Urban Charter Schools


Last March, an interesting study was released by a group called the Center for Research on Education Outcomes (CREDO).  It is based at Stanford University (not the Hoover Institution) and is funded by a Walton family endowment, which CREDO claims -- credibly, I think -- does not influence its research or conclusions.  

For years now, CREDO has compared the educational achievements of students in charter schools with those of students in traditional public schools.  In 2009, it famously found that charters did no better than average public schools.

Since then, charters have refined their methods, trying new approaches and adopting the ones that work.  In addition, the worst charters have been closed.   

This year's CREDO study evaluated city schools. For one group of students, it found that charters make a great big, positive difference.

The group:  inner-city minority children.

The charters in Newark, NJ stood out.  Over the years in Newark, significant funding increases and changes of leadership have not moved the needle on public school results.
These were the study findings:

     -- In math, 77 percent of charter students were doing better than their peers in traditional schools; 23 percent were doing equally well; none were doing worse.

     -- In reading, 69 percent were doing better; 31 percent were equalling public school achievement; none were doing worse. 

The report's overall conclusion:

"Across all urban regions, Black students in poverty receive the equivalent of 59 days of additional learning in math and 44 days of additional learning in reading compared to their peers in traditional public schools.

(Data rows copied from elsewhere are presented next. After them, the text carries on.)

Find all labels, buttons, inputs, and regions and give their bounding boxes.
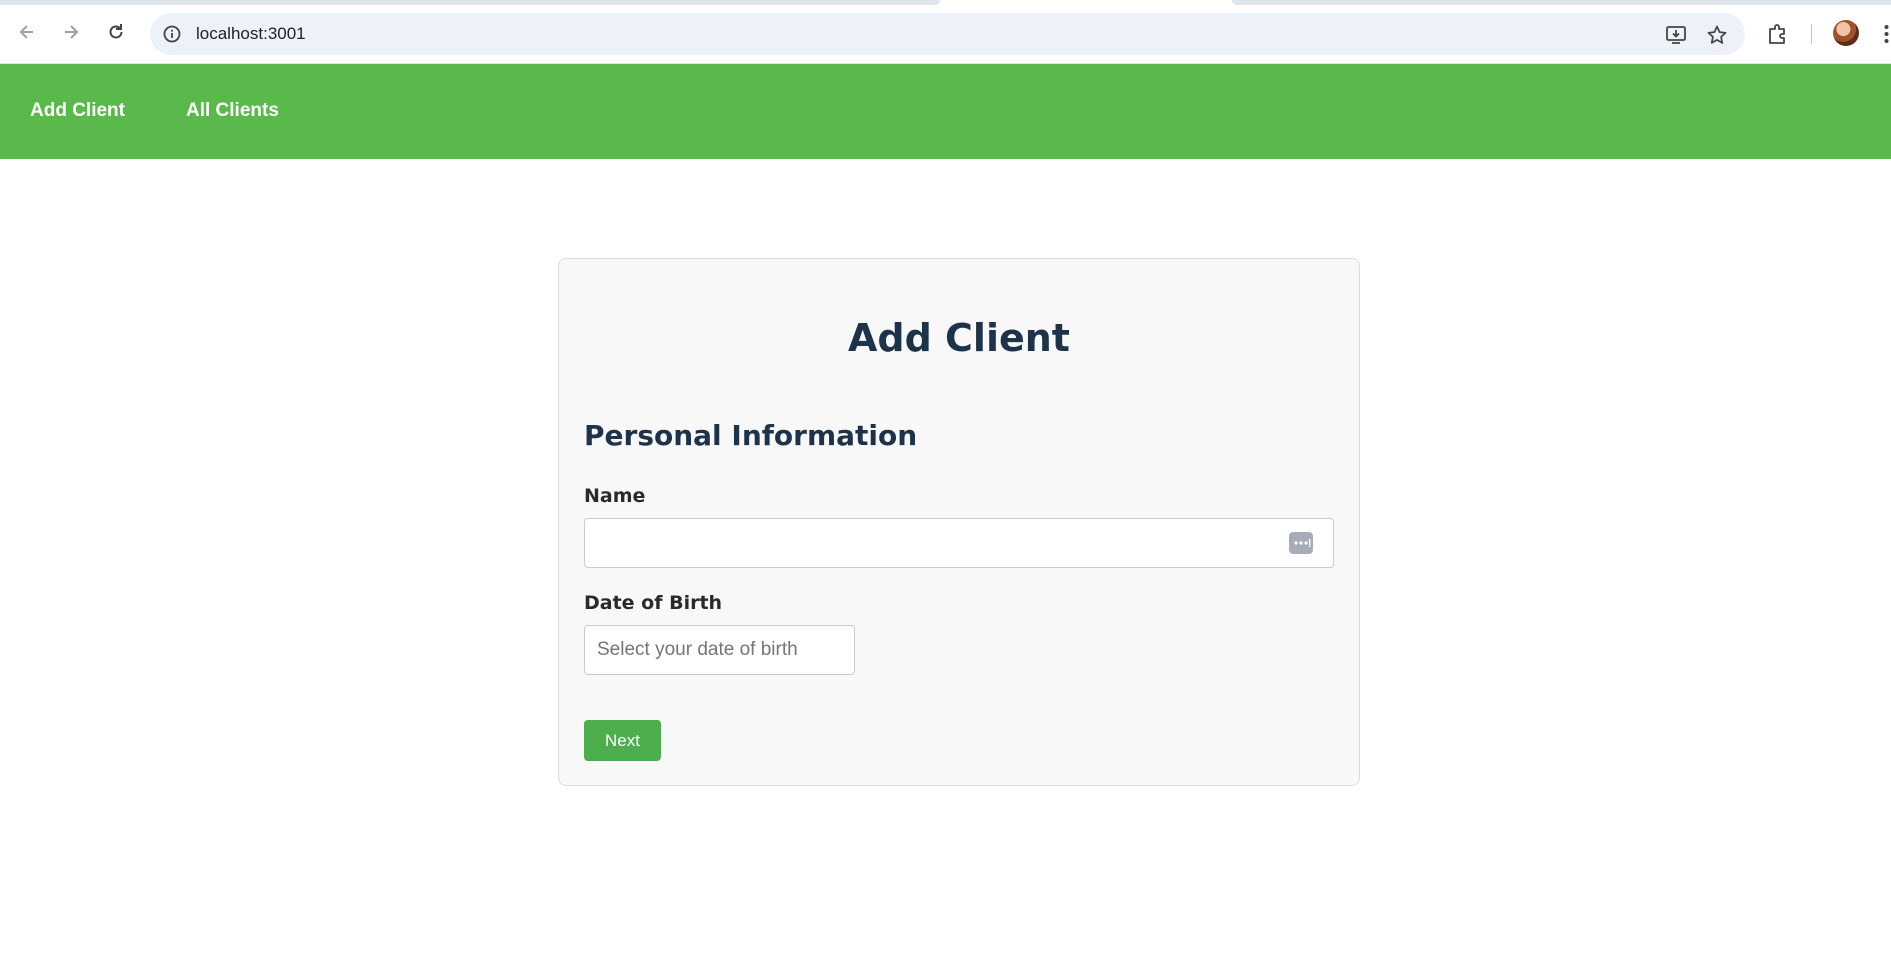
avatar[interactable]	[1833, 20, 1859, 46]
address-bar[interactable]: localhost:3001	[150, 13, 1745, 55]
install-app-icon[interactable]	[1665, 24, 1687, 46]
inactive-tab[interactable]	[1232, 0, 1891, 5]
tab-strip	[0, 0, 1891, 5]
date-of-birth-input[interactable]	[584, 625, 855, 675]
dob-label: Date of Birth	[584, 592, 723, 614]
reload-icon	[109, 24, 123, 39]
star-icon[interactable]	[1706, 24, 1728, 46]
reload-button[interactable]	[101, 17, 131, 47]
kebab-menu-icon[interactable]	[1882, 22, 1891, 46]
back-button[interactable]	[12, 17, 42, 47]
add-client-form-card: Add Client Personal Information Name Dat…	[558, 258, 1360, 786]
nav-link-add-client[interactable]: Add Client	[30, 100, 125, 122]
app-header-nav: Add Client All Clients	[0, 64, 1891, 159]
inactive-tab[interactable]	[0, 0, 940, 5]
browser-toolbar: localhost:3001	[0, 0, 1891, 64]
url-text[interactable]: localhost:3001	[196, 24, 306, 44]
section-title: Personal Information	[584, 419, 918, 452]
forward-button[interactable]	[56, 17, 86, 47]
nav-link-all-clients[interactable]: All Clients	[186, 100, 279, 122]
puzzle-icon[interactable]	[1766, 22, 1790, 46]
info-icon[interactable]	[162, 24, 182, 44]
name-label: Name	[584, 485, 646, 507]
name-input[interactable]	[584, 518, 1334, 568]
arrow-right-icon	[65, 25, 79, 39]
next-button[interactable]: Next	[584, 720, 661, 761]
toolbar-divider	[1811, 24, 1812, 44]
autofill-key-icon[interactable]	[1288, 531, 1314, 555]
page-title: Add Client	[848, 316, 1070, 360]
arrow-left-icon	[19, 25, 33, 39]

Hispanic students in poverty experience the equivalent of 48 days of additional learning in math and 25 days of additional learning in reading in charter schools relative to their peers in traditional public schools." 

Another point: 

"These trends are strong enough that by the time a student spends four or more years enrolled in an urban charter school, we can expect their annual academic growth to be 108 days greater in math and 72 days greater in reading per year (emphasis mine) than their peers in traditional public schools."

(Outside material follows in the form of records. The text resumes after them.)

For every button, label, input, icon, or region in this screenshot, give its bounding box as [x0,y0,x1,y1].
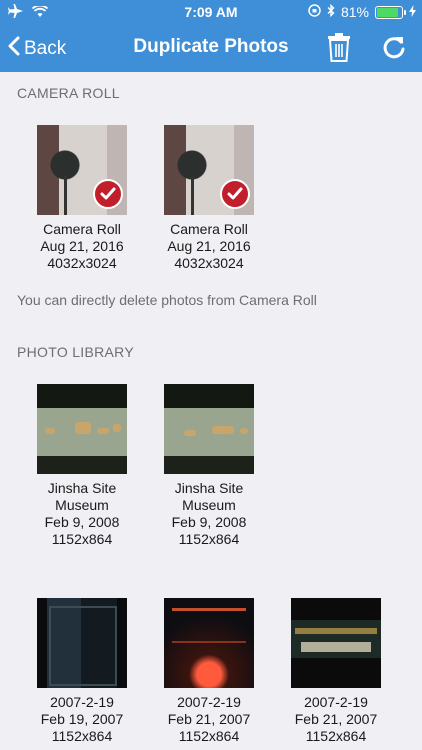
photo-item[interactable]: Jinsha Site Museum Feb 9, 2008 1152x864 [154,384,264,548]
photo-item[interactable]: 2007-2-19 Feb 19, 2007 1152x864 [27,598,137,745]
photo-thumbnail[interactable] [164,125,254,215]
photo-thumbnail[interactable] [291,598,381,688]
photo-thumbnail[interactable] [37,598,127,688]
photo-date: Aug 21, 2016 [167,238,251,254]
photo-size: 1152x864 [51,728,113,744]
photo-size: 4032x3024 [174,255,244,271]
photo-item[interactable]: Camera Roll Aug 21, 2016 4032x3024 [154,125,264,272]
checkmark-icon[interactable] [220,179,250,209]
photo-name: 2007-2-19 [50,694,114,710]
photo-thumbnail[interactable] [164,598,254,688]
photo-item[interactable]: 2007-2-19 Feb 21, 2007 1152x864 [154,598,264,745]
section-header-photo-library: PHOTO LIBRARY [17,344,134,360]
photo-item[interactable]: Camera Roll Aug 21, 2016 4032x3024 [27,125,137,272]
navigation-bar: Back Duplicate Photos [0,24,422,72]
battery-percent: 81% [340,4,369,20]
status-bar: 7:09 AM 81% [0,0,422,24]
photo-name-line1: Jinsha Site [47,480,117,496]
page-title: Duplicate Photos [133,36,289,57]
top-bar: 7:09 AM 81% Back Duplicate Photos [0,0,422,72]
photo-size: 1152x864 [51,531,113,547]
photo-size: 1152x864 [178,728,240,744]
photo-name: Camera Roll [43,221,121,237]
photo-name-line1: Jinsha Site [174,480,244,496]
photo-item[interactable]: Jinsha Site Museum Feb 9, 2008 1152x864 [27,384,137,548]
photo-date: Feb 19, 2007 [40,711,124,727]
photo-item[interactable]: 2007-2-19 Feb 21, 2007 1152x864 [281,598,391,745]
trash-icon[interactable] [327,32,351,62]
photo-size: 1152x864 [305,728,367,744]
photo-name: 2007-2-19 [177,694,241,710]
photo-date: Feb 21, 2007 [167,711,251,727]
bluetooth-icon [327,3,335,20]
battery-icon [375,5,406,19]
photo-size: 1152x864 [178,531,240,547]
photo-thumbnail[interactable] [164,384,254,474]
rotation-lock-icon [308,4,321,20]
status-right: 81% [308,3,416,20]
photo-date: Aug 21, 2016 [40,238,124,254]
photo-date: Feb 9, 2008 [44,514,120,530]
photo-thumbnail[interactable] [37,125,127,215]
photo-name-line2: Museum [55,497,109,513]
photo-name: Camera Roll [170,221,248,237]
photo-date: Feb 21, 2007 [294,711,378,727]
camera-roll-note: You can directly delete photos from Came… [17,292,317,308]
refresh-icon[interactable] [380,34,408,62]
checkmark-icon[interactable] [93,179,123,209]
photo-thumbnail[interactable] [37,384,127,474]
section-header-camera-roll: CAMERA ROLL [17,85,120,101]
photo-name-line2: Museum [182,497,236,513]
charging-icon [409,4,416,20]
photo-date: Feb 9, 2008 [171,514,247,530]
photo-size: 4032x3024 [47,255,117,271]
photo-name: 2007-2-19 [304,694,368,710]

The report added that, as charter leaders learn the needs of local children and their communities, they adjust their programs to address those needs specifically. 

I think the last point is key.  The new schools superintendent in Oakland, Calif. recently told his principals that they should think less about how they wanted to teach children and more about how the children in their schools learned.  Made sense to me.

But change is hard, and old bureaucracies do not turn on a dime.  When traditional schools are as broken as the ones in Newark, trying new things is an uphill slog and the easy way is to do more of the same.  This can be hard on students.  
  


Exceptions

Not all inner-city charters fared well in the study report.  It concluded that charters in Florida, Texas, Arizona, New Mexico and Nevada were in many cases getting worse results than traditional public schools.  

One good thing about charters is that they are given only a limited number of years to prove their worth, and the failing ones are shut down. It appears that several states need to exercise that prerogative.


The Critiques

All the people who liked the 2009 study that showed charters weren't working now think the current study, which says charters have upped their game, are condemning the 2015 report.  
The National Education Association has decried the results. This was to be expected.  It seems to me that the union's pursuit of industrial-style labor practices in the profession of teaching has made it more difficult to improve instruction and advance the best interests of students.  (I speak of the NEA here, not individual teachers.)

Another criticism of the report is that it is an effort to turn wonderful public schools over to evil corporations.   Personally, if I were an inner-city parent given the opportunity to put my kid in a better school, I'd jump at the chance, whoever ran the place.   

Third is the usual complaint -- the existence of charter schools hurts public schools because all the motivated parents abandon the public schools, leaving behind only the most difficult students. 

This of course is bunk.  There 20,000 children on waiting lists for charter schools in New Jersey; in New York City, 50,000 children are waiting.  That's a lot of motivated parents who are frustrated because their children are stuck in schools that don't work.   Their students' lives matter.